Join us on May 20 at 12pm EDT for a presentation by Quinn Dombrowski entitled “Corpus Hebdo: Building Infrastructure for Multilingual Digital Humanities.” Register here.

“Corpus Hebdo: Building Infrastructure for Multilingual Digital Humanities”

The computational analysis of literature and other cultural media has recently blossomed within the interdisciplinary sub-field of “cultural analytics”, a community within the larger tent of digital humanities. The ability to track patterns across cultural production at a larger scale than previously feasible holds a great deal of promise as an avenue of research, but it depends on language-specific technical and data infrastructure. This talk will explore the state of this infrastructure for scholars of Francophone literatures and cultures, compared to what’s available for scholars of the Anglophone world. As “data” and “computation” make larger inroads in the humanities, how can librarians apply their linguistic and cultural expertise to the table in developing some of the necessary resources for supporting this new kind of scholarship? This talk will suggest opportunities for collaboration and advocacy that can make a difference for the future of Francophone cultural analytics.
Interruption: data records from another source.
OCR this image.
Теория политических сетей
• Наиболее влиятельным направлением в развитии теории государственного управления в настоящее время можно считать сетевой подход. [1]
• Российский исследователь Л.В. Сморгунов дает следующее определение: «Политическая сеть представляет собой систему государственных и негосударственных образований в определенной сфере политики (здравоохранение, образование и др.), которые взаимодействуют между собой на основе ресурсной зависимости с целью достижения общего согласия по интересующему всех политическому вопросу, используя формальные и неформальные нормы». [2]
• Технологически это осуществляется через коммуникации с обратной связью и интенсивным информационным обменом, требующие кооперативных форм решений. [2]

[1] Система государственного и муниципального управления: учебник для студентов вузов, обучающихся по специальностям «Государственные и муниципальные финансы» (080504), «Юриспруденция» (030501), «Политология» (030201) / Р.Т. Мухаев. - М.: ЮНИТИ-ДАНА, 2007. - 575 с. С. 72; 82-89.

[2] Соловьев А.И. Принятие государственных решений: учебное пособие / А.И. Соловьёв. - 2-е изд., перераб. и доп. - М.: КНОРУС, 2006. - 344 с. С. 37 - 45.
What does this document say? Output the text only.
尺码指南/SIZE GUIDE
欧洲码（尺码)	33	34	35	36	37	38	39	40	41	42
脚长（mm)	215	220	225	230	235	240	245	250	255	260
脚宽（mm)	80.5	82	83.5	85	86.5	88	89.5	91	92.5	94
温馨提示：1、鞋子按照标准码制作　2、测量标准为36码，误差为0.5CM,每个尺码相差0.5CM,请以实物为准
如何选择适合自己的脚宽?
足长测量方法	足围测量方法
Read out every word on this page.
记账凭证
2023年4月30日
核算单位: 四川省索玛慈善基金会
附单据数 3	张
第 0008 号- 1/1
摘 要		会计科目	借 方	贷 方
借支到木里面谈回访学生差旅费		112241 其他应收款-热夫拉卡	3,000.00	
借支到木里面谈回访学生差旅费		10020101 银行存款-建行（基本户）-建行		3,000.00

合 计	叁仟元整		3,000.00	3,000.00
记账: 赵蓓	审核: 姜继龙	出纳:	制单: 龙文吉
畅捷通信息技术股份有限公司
Quinn Dombrowski is the Academic Technology Specialist in the Division of Literatures, Cultures, and Languages, and in the Library, at Stanford University. Prior to coming to Stanford in 2018, Quinn’s many DH adventures included supporting the high-performance computing cluster at UC Berkeley, running the DiRT tool directory with support from the Mellon Foundation, writing books on Drupal for Humanists and University of Chicago library graffiti, and working on the program staff of Project Bamboo, a failed digital humanities cyberinfrastructure initiative.  Quinn has a BA/MA in Slavic Linguistics from the University of Chicago, and an MLIS from the University of Illinois at Urbana-Champaign. Since coming to Stanford, Quinn has supported numerous non-English DH projects, taught courses on non-English DH, started a Textile Makerspace, developed a tabletop roleplaying game to teach DH project management, explored trends in multilingual Harry Potter fanfic, and started the Data-Sitters Club, a feminist DH pedagogy and research group focused on Ann M. Martin’s 90’s girls series “The Baby-Sitters Club”. Quinn is currently co-VP of the Association for Computers and the Humanities along with Roopika Risam, and advocates for better support for DH in languages other than English.